Last week's traders have partly blamed a massive selloff of government bonds that have made the Treasury Bill yield 10 years

TMUBMUSD10Y, + 0.15%

Last week, it exceeded the 3.26%, a seven-year high, causing a massive selloff during which the Dow and the S & P 500 recorded Wednesday their largest single-day decline since February. .

Lily: This is why stock investors suddenly panicked at the rise in bond yields

However, fund managers have still put the hard spot where investors would be attracted by equities by a sufficiently attractive 10-year yield well above the market. The survey revealed that investors were not expecting a rotation of bond stocks until the 10-year yield reached 3.7%, based on the weighted average of responses, the highest since the issue was included in the index. survey in March and 20 basis points in April. Following the stock market defeat last week, purchases of Treasury securities reduced their 10-year yield to about 3.15%. Yields and debt prices are moving in opposite directions.

In terms of allocation, managers have moved little in global equities, with a net overweight of 22%, close to 19% recently hit their lowest level. The survey revealed that the allocation to US equities had largely reversed the upward trend of the previous two months, losing 17 percentage points to a net overweight of 4%, with Japan becoming the leading region. more favored by the actions. The bond allocation decreased by 5 percentage points to underweight 50%, but remains well below the record low of 69% underweight in February.

The trade war dominated the list of extreme risk fears for a third consecutive month, with 35% of respondents citing this concern as the main concern.

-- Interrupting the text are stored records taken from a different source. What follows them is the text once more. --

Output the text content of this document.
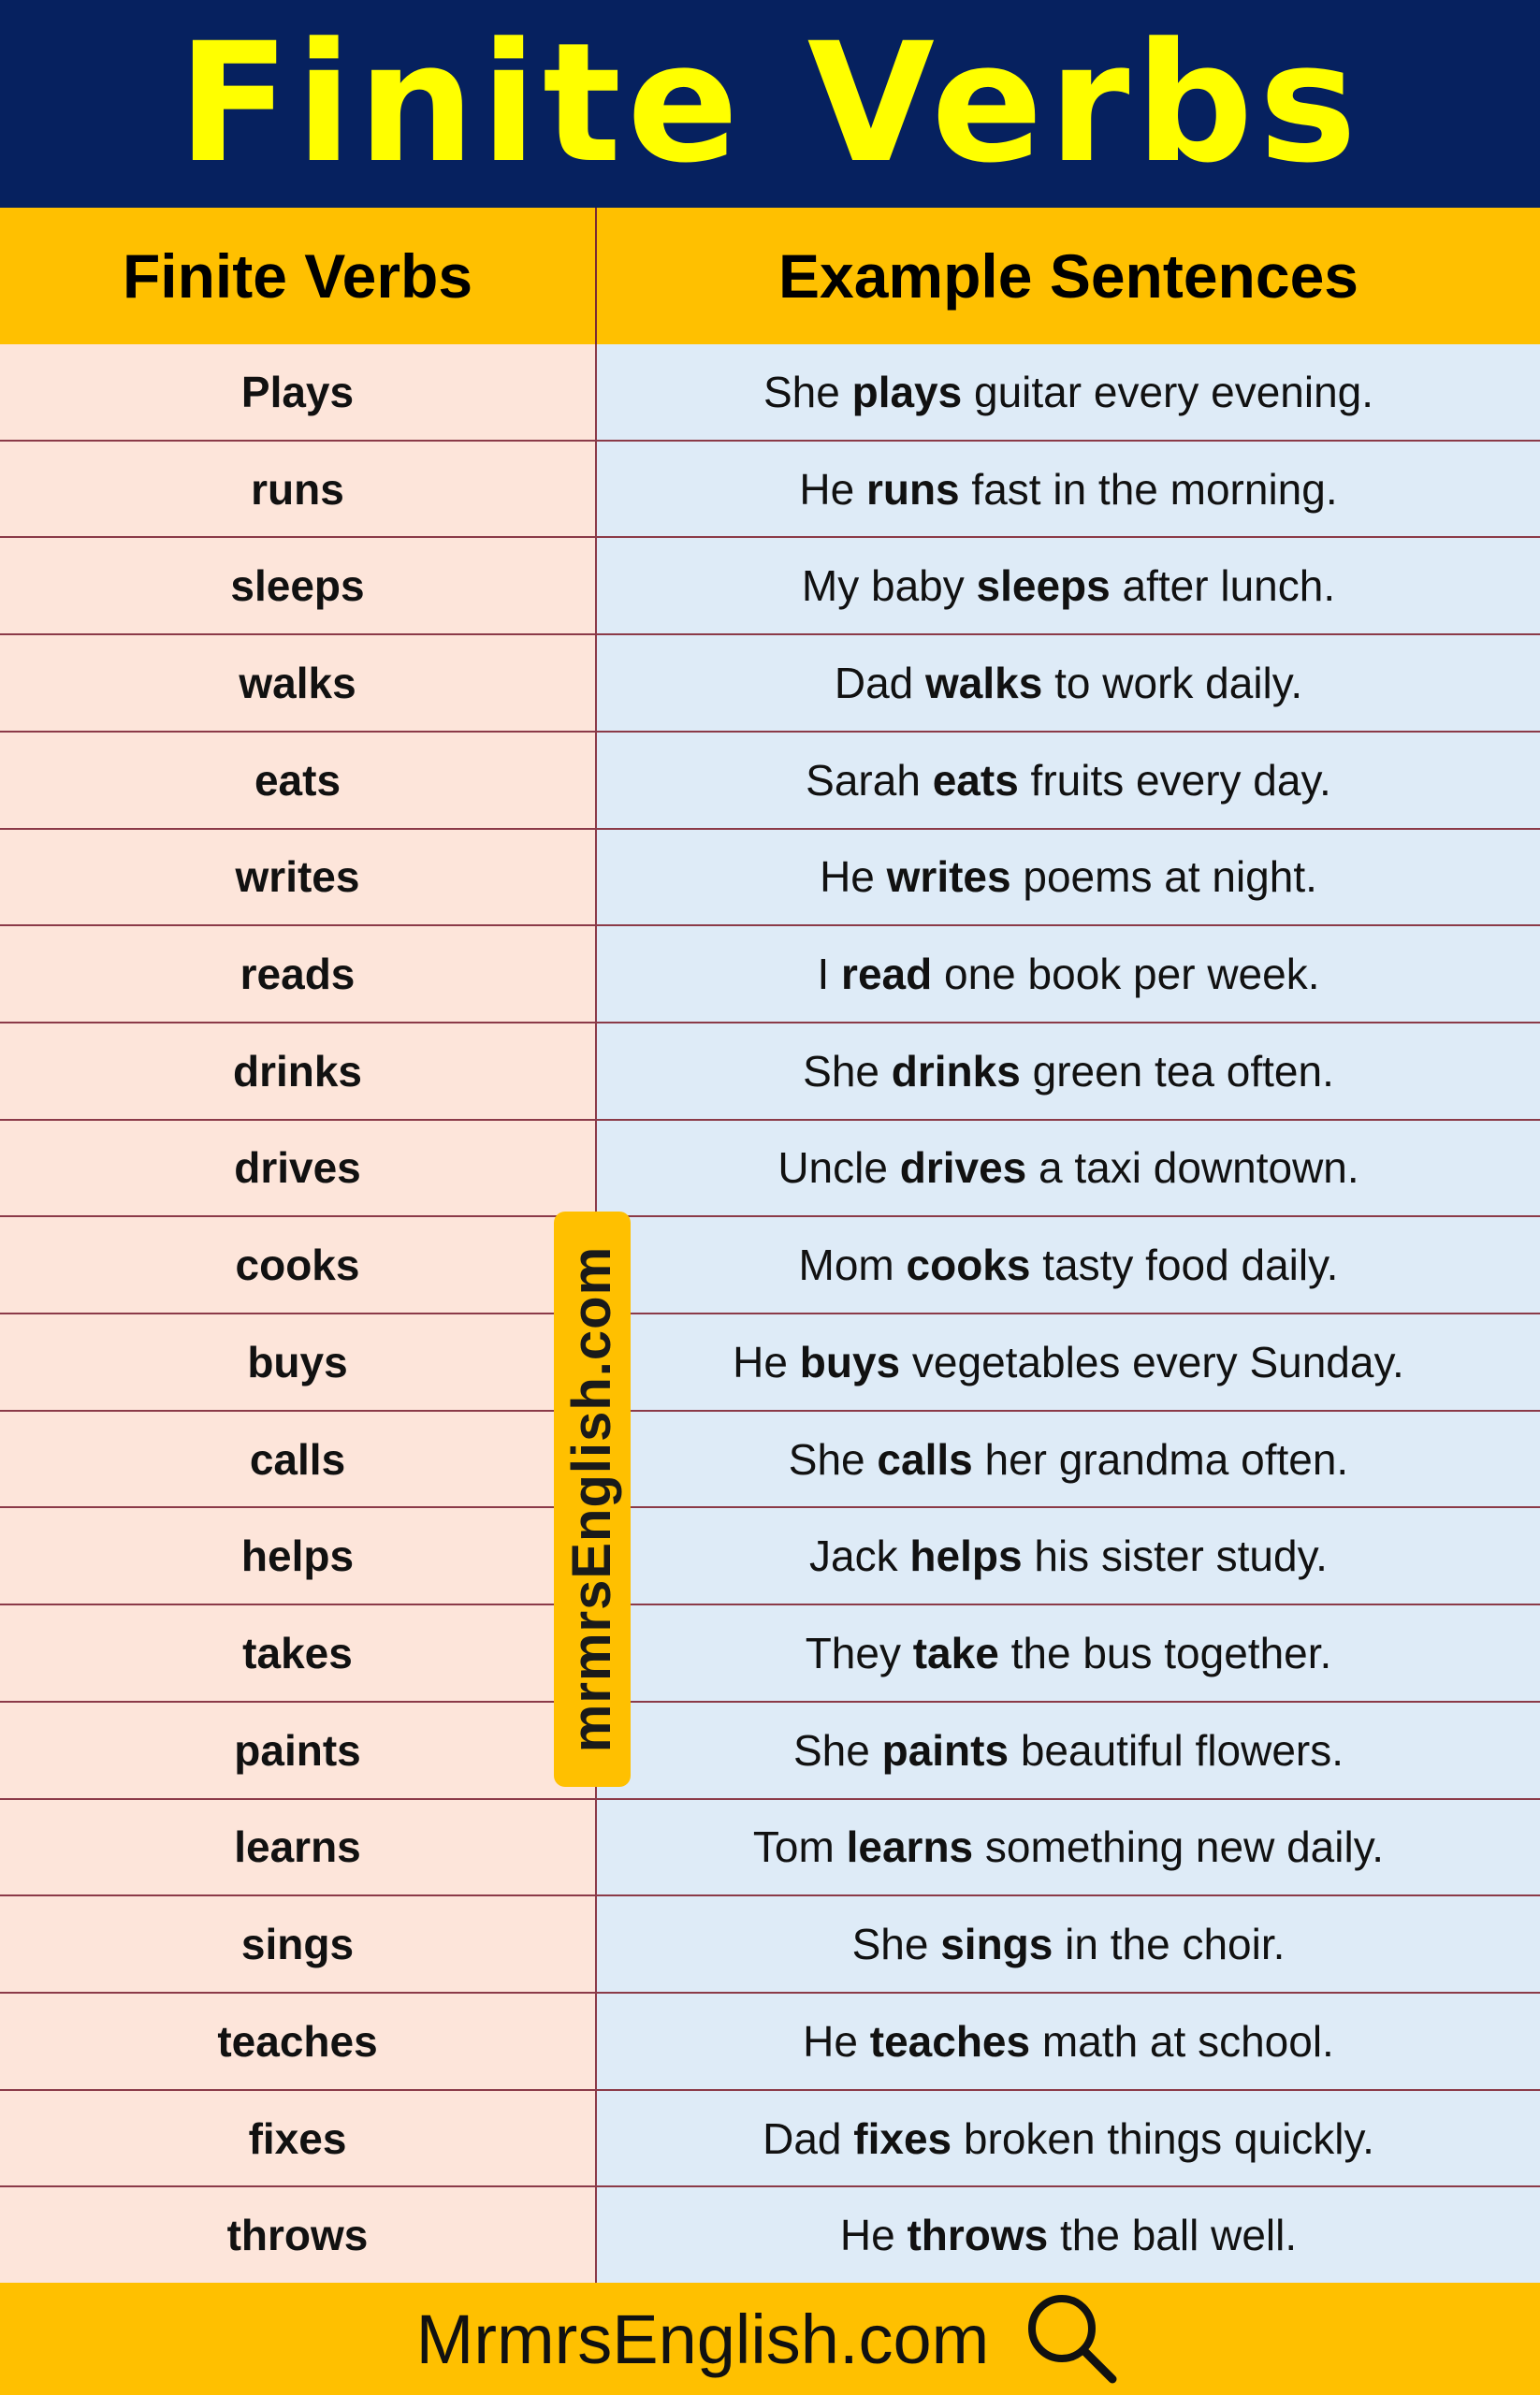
Finite Verbs
Finite Verbs	Example Sentences
Plays	She plays guitar every evening.
runs	He runs fast in the morning.
sleeps	My baby sleeps after lunch.
walks	Dad walks to work daily.
eats	Sarah eats fruits every day.
writes	He writes poems at night.
reads	I read one book per week.
drinks	She drinks green tea often.
drives	Uncle drives a taxi downtown.
cooks	Mom cooks tasty food daily.
buys	He buys vegetables every Sunday.
calls	She calls her grandma often.
helps	Jack helps his sister study.
takes	They take the bus together.
paints	She paints beautiful flowers.
learns	Tom learns something new daily.
sings	She sings in the choir.
teaches	He teaches math at school.
fixes	Dad fixes broken things quickly.
throws	He throws the ball well.
mrmrsEnglish.com
MrmrsEnglish.com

Quantitative tightening, however, continued to increase, with 31% of respondents saying that the Fed's liquidation of their balance sheet was their main concern. A slowdown in China was at the top of the list for 16% of respondents.

The long position "FAANG + BAT" remained the "most congested" trade for respondents. The double acronym refers to the American giants of technology Facebook Inc.

FB + 2.82%

, Apple Inc.

AAPL, + 1.51%

, Amazon.com Inc.

AMZN, + 2.88%

, Netflix Inc.

NFLX, + 2.90%

and Google parent Alphabet Inc.

GOOG, + 2.26%

GOOGL, + 2.41%

combined with the behemoths of Chinese technology Baidu Inc.

BIDU, + 1.23%

, Alibaba Group Holding Ltd.

Baba + 3.29%

and Tencent Holdings Ltd

7:00 -0.50%

.

The survey was conducted from October 5 to 11, with 174 participants representing assets under management of $ 518 billion participating in the global portion of the survey, said BAML.